To test the project locally, you have two options:
- Option 1. Using docker compose (recommended)
- Option 2. Using Minikube and ArgoCD
Deploy locally UDP listener, WebSocket server, and Grafana using Docker Compose. You will configure your PlayStation to send telemetry data to your local IP.
- Ensure that Docker desktop is installed locally and running
- Review and Adjust configuration to point localhost when required.
- Configure Playstation 4 to point to your local IP by updating the telemetry settings
- Start the Docker containers:
docker-compose -f compose.yaml up
- Access Grafana in [http://localhost:3000] with initial credentials admin/admin
- Install the Websocket API Data source plugin
- Configure the datasource endpoint as your local websocket server
- Create a custom dashboard with a gauge component to visualize the data source created
Minikube to simulate a Kubernetes environment locally, managed with ArgoCD to sync your local environment with the repository.

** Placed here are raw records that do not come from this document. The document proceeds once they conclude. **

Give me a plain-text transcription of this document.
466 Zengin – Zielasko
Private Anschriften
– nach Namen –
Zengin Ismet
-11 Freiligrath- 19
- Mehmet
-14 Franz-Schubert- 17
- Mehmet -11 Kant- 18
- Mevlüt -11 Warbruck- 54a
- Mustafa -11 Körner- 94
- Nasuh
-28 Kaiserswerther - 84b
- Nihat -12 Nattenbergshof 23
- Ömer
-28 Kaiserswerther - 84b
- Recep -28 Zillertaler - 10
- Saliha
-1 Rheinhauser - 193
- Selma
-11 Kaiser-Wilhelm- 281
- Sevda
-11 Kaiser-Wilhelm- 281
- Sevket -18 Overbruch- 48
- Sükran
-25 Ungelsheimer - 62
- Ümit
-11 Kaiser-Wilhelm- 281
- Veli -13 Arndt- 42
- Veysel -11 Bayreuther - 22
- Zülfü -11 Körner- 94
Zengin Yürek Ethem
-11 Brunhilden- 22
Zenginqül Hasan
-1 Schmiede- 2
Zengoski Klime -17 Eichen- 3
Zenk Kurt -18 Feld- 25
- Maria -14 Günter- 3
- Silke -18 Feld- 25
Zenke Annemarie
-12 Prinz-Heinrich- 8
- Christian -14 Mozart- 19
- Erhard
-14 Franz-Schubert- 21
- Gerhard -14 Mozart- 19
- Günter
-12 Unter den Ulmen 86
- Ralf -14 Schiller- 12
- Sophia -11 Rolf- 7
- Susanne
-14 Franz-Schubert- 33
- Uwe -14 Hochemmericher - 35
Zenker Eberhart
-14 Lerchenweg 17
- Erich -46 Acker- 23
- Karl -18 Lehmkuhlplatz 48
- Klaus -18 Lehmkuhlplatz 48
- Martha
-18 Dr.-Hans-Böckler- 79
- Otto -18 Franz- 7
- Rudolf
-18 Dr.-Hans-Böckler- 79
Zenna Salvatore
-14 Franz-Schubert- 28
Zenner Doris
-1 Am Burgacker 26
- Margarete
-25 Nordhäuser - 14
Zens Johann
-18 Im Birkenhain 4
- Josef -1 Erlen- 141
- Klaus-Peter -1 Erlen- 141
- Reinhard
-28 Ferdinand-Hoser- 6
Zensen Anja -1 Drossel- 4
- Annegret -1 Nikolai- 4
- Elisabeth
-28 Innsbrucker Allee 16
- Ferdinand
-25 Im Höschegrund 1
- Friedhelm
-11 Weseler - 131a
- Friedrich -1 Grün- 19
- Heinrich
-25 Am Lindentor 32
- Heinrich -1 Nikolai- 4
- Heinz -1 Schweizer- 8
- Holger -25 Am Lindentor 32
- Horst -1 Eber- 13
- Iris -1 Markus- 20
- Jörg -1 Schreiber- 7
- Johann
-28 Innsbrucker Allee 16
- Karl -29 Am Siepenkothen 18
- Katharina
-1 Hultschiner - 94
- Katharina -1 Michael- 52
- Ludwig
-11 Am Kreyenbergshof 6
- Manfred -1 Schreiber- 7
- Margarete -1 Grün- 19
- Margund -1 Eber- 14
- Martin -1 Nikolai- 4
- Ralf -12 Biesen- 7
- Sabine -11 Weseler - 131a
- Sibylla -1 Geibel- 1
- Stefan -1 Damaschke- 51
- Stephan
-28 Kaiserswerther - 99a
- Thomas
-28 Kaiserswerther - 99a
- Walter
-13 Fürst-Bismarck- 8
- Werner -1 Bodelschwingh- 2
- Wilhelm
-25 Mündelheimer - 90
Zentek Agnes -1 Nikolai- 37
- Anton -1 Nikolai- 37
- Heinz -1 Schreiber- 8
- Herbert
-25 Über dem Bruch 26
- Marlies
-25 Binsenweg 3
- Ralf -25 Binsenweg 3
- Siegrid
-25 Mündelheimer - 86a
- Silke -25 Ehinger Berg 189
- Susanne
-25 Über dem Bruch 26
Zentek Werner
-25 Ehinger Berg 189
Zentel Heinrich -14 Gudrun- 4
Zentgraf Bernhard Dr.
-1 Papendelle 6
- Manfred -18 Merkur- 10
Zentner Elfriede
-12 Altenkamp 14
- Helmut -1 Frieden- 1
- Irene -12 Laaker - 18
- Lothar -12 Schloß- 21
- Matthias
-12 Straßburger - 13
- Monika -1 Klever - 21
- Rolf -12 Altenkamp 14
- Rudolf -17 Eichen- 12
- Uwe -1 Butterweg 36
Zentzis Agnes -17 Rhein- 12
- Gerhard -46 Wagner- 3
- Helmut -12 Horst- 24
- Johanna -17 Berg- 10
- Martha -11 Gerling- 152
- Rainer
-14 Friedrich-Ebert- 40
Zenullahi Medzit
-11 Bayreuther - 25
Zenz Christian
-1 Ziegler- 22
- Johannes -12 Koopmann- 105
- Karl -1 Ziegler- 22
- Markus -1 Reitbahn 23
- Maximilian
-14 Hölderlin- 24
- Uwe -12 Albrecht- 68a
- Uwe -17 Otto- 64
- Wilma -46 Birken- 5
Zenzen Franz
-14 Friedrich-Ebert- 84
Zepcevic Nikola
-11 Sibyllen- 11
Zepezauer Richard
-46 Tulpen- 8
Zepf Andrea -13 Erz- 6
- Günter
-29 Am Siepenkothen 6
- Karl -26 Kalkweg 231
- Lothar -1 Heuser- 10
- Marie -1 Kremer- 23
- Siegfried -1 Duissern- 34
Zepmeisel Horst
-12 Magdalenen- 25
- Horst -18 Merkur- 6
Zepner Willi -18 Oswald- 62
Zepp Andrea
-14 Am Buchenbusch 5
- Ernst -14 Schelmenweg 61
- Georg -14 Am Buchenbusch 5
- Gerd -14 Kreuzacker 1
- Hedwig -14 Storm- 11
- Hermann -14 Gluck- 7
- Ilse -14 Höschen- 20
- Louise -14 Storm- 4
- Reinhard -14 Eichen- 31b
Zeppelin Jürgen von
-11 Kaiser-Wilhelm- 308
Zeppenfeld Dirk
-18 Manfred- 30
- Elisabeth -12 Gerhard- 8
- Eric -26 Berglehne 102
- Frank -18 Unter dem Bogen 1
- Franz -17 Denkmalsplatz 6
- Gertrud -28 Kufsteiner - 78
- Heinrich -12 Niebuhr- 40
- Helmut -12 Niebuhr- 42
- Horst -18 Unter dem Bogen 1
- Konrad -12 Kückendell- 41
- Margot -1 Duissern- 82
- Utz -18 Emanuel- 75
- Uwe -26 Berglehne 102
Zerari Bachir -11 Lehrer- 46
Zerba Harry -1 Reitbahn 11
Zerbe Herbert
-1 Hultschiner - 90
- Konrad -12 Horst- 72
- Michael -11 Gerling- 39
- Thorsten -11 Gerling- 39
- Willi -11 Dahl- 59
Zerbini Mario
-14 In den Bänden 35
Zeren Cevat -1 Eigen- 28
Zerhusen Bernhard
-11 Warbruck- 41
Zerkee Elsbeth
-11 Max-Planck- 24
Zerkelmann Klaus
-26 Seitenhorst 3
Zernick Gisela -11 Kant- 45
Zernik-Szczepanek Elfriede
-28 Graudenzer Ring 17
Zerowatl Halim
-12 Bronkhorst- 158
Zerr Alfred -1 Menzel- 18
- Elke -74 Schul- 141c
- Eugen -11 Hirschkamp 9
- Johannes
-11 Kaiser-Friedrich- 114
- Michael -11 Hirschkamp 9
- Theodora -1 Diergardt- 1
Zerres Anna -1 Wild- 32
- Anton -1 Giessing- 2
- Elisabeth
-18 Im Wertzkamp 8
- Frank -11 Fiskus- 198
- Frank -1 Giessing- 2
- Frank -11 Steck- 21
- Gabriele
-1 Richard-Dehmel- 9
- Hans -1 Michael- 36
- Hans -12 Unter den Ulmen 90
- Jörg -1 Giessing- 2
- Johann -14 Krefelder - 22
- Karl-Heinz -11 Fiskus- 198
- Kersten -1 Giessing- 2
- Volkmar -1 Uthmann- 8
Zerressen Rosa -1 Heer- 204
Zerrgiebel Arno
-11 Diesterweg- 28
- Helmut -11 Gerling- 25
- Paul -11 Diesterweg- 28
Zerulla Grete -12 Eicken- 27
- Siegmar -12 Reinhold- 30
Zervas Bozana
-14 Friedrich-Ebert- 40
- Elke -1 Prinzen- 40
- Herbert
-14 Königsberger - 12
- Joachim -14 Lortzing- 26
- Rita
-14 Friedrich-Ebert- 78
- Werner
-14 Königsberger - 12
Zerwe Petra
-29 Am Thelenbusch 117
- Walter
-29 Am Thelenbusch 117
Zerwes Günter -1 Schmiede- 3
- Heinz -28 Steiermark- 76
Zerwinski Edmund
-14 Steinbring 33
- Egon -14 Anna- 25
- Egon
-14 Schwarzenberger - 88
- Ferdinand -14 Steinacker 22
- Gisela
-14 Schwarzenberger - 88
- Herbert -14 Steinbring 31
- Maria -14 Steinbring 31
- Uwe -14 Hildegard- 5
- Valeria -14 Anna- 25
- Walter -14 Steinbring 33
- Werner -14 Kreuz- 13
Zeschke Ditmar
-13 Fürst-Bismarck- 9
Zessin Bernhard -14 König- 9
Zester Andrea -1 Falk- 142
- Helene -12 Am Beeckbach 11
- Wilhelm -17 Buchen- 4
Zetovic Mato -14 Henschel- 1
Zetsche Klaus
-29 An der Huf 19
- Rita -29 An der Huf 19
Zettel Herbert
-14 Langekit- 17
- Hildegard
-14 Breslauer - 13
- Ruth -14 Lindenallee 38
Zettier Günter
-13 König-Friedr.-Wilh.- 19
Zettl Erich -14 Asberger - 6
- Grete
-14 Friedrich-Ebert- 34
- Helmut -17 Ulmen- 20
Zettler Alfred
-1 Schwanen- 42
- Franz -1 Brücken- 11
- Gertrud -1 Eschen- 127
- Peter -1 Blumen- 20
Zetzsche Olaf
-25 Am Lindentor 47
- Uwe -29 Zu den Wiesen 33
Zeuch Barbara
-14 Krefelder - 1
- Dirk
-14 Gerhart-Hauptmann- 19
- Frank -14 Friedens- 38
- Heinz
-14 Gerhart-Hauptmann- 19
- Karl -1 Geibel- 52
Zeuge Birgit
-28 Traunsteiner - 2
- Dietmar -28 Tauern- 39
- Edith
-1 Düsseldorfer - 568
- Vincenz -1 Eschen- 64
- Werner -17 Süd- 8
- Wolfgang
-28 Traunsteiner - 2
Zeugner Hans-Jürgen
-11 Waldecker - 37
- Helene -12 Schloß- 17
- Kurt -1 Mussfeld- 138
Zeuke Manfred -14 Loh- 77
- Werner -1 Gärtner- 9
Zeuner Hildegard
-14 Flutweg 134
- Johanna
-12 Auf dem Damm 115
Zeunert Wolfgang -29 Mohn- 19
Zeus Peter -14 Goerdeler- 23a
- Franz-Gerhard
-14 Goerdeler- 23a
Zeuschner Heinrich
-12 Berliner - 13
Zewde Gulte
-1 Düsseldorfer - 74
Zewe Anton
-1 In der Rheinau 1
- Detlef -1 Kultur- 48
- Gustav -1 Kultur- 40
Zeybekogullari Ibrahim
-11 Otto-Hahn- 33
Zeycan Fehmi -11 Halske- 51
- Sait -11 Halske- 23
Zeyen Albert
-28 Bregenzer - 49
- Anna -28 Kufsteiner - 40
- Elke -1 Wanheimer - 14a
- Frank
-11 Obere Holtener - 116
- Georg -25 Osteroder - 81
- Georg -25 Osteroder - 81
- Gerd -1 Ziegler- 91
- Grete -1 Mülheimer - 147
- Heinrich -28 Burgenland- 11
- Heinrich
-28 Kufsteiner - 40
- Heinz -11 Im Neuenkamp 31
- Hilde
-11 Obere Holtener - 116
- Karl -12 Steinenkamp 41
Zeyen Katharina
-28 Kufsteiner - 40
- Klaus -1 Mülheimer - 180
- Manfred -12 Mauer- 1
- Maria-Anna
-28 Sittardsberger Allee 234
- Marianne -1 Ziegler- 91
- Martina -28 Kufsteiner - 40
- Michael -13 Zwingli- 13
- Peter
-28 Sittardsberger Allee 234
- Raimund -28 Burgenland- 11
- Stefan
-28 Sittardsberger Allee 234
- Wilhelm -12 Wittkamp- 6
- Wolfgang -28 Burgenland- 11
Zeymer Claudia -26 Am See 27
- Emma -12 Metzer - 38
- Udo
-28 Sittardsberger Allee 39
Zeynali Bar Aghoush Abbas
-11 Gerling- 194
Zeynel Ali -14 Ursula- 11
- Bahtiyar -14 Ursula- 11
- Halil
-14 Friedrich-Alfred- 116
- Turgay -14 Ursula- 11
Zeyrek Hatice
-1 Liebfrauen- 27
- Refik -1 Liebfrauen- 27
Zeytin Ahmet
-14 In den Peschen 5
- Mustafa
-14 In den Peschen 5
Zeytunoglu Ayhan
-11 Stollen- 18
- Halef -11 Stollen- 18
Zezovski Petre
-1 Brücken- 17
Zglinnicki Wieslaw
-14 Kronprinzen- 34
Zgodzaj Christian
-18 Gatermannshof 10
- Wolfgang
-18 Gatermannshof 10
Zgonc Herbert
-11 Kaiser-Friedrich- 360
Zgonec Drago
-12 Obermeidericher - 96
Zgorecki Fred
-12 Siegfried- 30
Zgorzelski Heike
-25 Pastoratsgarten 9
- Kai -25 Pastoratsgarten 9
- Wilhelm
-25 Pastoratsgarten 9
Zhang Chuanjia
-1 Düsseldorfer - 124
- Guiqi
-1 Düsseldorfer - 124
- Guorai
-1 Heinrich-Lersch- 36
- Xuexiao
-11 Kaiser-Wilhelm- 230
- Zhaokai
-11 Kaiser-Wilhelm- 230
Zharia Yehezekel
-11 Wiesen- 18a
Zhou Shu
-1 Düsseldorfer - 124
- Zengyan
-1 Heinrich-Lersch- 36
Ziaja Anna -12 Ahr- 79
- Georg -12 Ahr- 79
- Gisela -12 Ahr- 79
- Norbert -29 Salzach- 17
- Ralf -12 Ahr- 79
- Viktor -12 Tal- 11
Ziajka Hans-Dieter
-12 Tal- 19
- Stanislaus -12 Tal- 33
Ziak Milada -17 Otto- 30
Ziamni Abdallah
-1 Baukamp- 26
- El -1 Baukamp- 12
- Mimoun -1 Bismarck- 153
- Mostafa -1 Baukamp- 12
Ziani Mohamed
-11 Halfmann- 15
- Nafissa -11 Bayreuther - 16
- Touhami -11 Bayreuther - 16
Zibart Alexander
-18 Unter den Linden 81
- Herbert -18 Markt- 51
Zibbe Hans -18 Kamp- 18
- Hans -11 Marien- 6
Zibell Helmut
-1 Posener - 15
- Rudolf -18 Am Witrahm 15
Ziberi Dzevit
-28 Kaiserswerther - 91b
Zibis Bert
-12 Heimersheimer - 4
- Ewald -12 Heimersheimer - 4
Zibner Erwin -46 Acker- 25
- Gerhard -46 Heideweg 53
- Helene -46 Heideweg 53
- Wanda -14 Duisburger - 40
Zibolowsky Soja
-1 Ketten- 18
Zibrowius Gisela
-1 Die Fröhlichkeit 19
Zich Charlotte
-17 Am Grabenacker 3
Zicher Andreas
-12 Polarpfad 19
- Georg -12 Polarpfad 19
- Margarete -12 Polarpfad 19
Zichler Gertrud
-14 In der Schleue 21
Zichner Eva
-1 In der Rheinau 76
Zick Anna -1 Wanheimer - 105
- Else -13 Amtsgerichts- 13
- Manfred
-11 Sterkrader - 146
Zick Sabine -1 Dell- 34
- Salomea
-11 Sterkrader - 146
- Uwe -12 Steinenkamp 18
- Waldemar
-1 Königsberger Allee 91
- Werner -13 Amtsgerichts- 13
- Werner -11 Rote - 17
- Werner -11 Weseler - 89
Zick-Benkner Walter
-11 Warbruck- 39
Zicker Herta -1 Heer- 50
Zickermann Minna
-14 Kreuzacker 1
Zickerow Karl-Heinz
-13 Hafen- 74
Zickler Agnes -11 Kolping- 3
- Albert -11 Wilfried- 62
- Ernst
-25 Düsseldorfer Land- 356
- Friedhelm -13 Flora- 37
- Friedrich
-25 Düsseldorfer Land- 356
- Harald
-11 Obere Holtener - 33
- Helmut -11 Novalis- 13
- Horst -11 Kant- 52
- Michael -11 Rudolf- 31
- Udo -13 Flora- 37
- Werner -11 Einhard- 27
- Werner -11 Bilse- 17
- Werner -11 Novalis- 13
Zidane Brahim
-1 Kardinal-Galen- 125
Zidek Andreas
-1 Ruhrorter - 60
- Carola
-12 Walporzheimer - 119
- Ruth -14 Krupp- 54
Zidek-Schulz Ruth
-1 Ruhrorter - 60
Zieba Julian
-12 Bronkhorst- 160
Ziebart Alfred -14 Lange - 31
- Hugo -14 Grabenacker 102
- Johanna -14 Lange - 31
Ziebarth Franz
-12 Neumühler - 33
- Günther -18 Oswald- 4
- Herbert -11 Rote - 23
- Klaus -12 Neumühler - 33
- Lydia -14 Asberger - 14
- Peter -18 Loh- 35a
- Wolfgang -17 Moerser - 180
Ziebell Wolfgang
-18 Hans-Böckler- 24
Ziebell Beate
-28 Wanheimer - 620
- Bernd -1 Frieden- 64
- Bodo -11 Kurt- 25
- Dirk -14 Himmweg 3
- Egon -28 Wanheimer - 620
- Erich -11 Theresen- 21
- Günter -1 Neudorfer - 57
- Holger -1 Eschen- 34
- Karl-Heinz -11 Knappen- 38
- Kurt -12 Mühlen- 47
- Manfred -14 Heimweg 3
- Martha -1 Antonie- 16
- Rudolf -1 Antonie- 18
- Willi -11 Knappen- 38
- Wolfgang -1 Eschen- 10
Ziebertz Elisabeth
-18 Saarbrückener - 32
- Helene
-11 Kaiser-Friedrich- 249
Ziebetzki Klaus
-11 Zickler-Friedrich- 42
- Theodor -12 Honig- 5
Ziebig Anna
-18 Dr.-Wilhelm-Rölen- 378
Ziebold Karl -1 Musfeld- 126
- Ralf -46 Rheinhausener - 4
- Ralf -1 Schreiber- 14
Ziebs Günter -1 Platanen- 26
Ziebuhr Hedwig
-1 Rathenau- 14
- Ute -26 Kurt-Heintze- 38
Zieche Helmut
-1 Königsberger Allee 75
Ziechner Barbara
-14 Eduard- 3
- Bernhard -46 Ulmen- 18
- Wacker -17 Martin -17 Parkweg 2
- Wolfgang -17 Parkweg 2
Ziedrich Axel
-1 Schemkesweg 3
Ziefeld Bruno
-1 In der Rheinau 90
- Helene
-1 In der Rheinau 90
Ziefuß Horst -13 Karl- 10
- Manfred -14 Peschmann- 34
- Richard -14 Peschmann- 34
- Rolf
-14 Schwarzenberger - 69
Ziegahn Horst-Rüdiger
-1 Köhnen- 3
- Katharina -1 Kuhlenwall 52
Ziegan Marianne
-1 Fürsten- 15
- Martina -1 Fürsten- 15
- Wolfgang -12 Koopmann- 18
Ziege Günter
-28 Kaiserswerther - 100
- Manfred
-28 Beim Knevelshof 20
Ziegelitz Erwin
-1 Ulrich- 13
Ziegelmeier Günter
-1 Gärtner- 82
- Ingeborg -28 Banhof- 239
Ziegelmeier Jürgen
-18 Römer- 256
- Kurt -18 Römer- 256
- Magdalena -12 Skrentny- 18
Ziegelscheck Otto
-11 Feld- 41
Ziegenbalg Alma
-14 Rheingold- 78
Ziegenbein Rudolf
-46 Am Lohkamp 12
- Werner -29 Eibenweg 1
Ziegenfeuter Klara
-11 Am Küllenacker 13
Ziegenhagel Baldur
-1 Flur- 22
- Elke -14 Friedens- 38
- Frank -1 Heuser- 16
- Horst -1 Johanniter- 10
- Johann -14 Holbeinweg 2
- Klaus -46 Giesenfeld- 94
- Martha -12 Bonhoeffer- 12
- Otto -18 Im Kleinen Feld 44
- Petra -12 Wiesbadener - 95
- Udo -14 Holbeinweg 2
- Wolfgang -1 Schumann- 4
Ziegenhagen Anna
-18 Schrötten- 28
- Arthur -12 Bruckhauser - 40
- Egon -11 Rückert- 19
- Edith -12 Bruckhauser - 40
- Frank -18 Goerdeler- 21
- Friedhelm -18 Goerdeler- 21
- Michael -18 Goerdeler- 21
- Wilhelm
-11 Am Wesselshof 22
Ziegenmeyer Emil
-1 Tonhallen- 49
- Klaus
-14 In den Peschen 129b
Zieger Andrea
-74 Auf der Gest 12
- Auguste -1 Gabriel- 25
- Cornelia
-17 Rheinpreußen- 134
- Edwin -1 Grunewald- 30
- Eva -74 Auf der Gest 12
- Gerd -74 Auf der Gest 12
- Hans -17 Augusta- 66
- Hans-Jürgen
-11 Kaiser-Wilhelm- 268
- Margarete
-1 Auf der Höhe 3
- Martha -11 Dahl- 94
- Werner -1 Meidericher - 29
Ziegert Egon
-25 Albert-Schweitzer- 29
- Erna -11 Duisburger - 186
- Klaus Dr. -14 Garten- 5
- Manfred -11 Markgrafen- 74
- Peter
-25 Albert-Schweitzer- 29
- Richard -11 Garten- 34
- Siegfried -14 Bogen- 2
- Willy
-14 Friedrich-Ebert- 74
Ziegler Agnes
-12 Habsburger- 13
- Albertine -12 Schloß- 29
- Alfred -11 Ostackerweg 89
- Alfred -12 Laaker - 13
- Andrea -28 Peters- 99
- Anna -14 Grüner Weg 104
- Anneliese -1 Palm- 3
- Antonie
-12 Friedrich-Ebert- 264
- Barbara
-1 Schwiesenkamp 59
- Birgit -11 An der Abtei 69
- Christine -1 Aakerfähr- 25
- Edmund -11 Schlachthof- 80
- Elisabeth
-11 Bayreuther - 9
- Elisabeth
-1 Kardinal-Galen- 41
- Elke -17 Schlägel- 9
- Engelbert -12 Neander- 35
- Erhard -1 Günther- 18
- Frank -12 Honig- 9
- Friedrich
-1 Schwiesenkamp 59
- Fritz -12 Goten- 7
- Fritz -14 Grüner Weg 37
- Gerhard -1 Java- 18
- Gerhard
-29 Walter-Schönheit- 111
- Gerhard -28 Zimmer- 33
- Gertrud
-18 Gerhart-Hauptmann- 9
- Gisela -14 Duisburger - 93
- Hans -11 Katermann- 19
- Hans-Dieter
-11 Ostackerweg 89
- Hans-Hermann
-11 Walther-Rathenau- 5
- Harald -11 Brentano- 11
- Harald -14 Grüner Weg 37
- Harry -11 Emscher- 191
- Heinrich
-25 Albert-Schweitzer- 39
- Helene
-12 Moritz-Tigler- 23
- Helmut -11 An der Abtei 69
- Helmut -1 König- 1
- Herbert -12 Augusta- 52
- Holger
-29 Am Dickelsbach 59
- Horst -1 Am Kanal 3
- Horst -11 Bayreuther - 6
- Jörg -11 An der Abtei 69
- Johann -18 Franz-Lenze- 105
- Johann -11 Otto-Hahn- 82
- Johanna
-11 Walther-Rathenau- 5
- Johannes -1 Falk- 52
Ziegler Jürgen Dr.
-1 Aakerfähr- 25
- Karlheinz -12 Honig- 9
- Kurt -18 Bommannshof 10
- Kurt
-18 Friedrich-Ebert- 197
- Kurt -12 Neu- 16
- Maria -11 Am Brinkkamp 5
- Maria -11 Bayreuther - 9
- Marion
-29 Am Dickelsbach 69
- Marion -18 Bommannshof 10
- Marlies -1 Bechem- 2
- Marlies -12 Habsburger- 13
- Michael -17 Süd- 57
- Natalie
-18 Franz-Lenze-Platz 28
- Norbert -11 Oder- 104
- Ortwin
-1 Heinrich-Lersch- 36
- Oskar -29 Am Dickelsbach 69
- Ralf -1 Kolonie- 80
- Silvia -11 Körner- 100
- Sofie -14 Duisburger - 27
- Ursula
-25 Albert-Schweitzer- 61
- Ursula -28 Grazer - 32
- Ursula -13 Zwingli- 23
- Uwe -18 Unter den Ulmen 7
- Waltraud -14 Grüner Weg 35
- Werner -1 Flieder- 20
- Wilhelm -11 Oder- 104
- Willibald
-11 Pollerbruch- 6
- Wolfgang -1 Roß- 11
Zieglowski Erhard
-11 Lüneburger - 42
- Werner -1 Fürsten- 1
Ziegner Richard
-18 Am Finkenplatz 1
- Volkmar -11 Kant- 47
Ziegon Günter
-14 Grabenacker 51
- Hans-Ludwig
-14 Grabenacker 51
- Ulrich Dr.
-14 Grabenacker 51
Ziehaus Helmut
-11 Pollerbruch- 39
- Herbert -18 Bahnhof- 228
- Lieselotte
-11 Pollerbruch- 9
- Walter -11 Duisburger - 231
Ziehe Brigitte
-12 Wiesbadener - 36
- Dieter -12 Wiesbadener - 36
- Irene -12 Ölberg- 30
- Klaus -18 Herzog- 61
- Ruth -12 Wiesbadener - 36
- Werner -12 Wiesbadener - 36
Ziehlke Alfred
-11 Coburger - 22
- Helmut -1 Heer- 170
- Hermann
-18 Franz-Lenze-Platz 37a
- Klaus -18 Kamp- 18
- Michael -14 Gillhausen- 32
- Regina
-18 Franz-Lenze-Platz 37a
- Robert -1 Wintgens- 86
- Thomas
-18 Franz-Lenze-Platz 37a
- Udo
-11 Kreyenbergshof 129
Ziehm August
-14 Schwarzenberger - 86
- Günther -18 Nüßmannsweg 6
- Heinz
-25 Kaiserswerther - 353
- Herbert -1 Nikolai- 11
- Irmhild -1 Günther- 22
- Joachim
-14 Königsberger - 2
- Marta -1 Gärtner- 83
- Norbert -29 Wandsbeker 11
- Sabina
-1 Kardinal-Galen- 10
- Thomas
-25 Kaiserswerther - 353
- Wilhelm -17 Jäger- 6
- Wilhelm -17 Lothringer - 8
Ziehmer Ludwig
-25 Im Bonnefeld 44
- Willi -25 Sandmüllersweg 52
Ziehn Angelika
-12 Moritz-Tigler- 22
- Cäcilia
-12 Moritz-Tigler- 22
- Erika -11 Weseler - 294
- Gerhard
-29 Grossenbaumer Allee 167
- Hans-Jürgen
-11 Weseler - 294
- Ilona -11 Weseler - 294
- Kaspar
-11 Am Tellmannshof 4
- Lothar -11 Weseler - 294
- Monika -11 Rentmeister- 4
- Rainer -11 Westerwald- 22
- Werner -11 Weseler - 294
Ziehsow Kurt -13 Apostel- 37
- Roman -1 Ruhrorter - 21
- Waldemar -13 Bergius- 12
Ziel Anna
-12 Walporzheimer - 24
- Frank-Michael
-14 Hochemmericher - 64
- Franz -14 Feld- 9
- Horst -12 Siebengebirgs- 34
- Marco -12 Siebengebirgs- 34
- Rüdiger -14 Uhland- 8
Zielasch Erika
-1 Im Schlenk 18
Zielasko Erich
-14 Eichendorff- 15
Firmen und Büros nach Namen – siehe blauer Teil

- Ensure that Minikube and ArgoCD are installed in your machine
- Start Minikube:
minikube start --cpus=4 --memory=8192
- Install ArgoCD:
kubectl create namespace argocd
kubectl apply -n argocd -f https://raw.githubusercontent.com/argoproj/argo-cd/stable/manifests/install.yaml
- Expose ArgoCD Dashboard:
kubectl port-forward svc/argocd-server -n argocd 8080:443
- Access the ArgoCD dashboard on http://localhost:8080 with default credentials
- Create and configure this current repository or your forked version in ArgoCD
- Create a new Application in ArgoCD pointing the repo and the
/manifests/overlays/develop
folder - In the Application make sure that your local minikube cluster is the target
- Sync the application to create the resources defined in the different manifests.
- Expose the services:
minikube service <service-name>
- Configure Playstation4 to point to your local IP
minikube ip
- Generate data by playing some race in the game and monitor the logs or configure Grafana Dashboard.
Improve this project through contributions are more than welcomed! To get started, follow the guidelines below:
- Fork the Repository: Fork the repository to your GitHub account and create a local copy.
- Create a Branch: Create a new branch for your feature or bug fix.
- Make Changes: Write your code following the project's coding style.
- Commit and Push: Commit your changes with a descriptive message and push your branch to GitHub.
- Submit a Pull Request: Open a pull request to the main branch and describe the changes you’ve made.
For detailed contribution guidelines, please see our CONTRIBUTING.md
This project is licensed under the MIT License. See the LICENSE file for more details.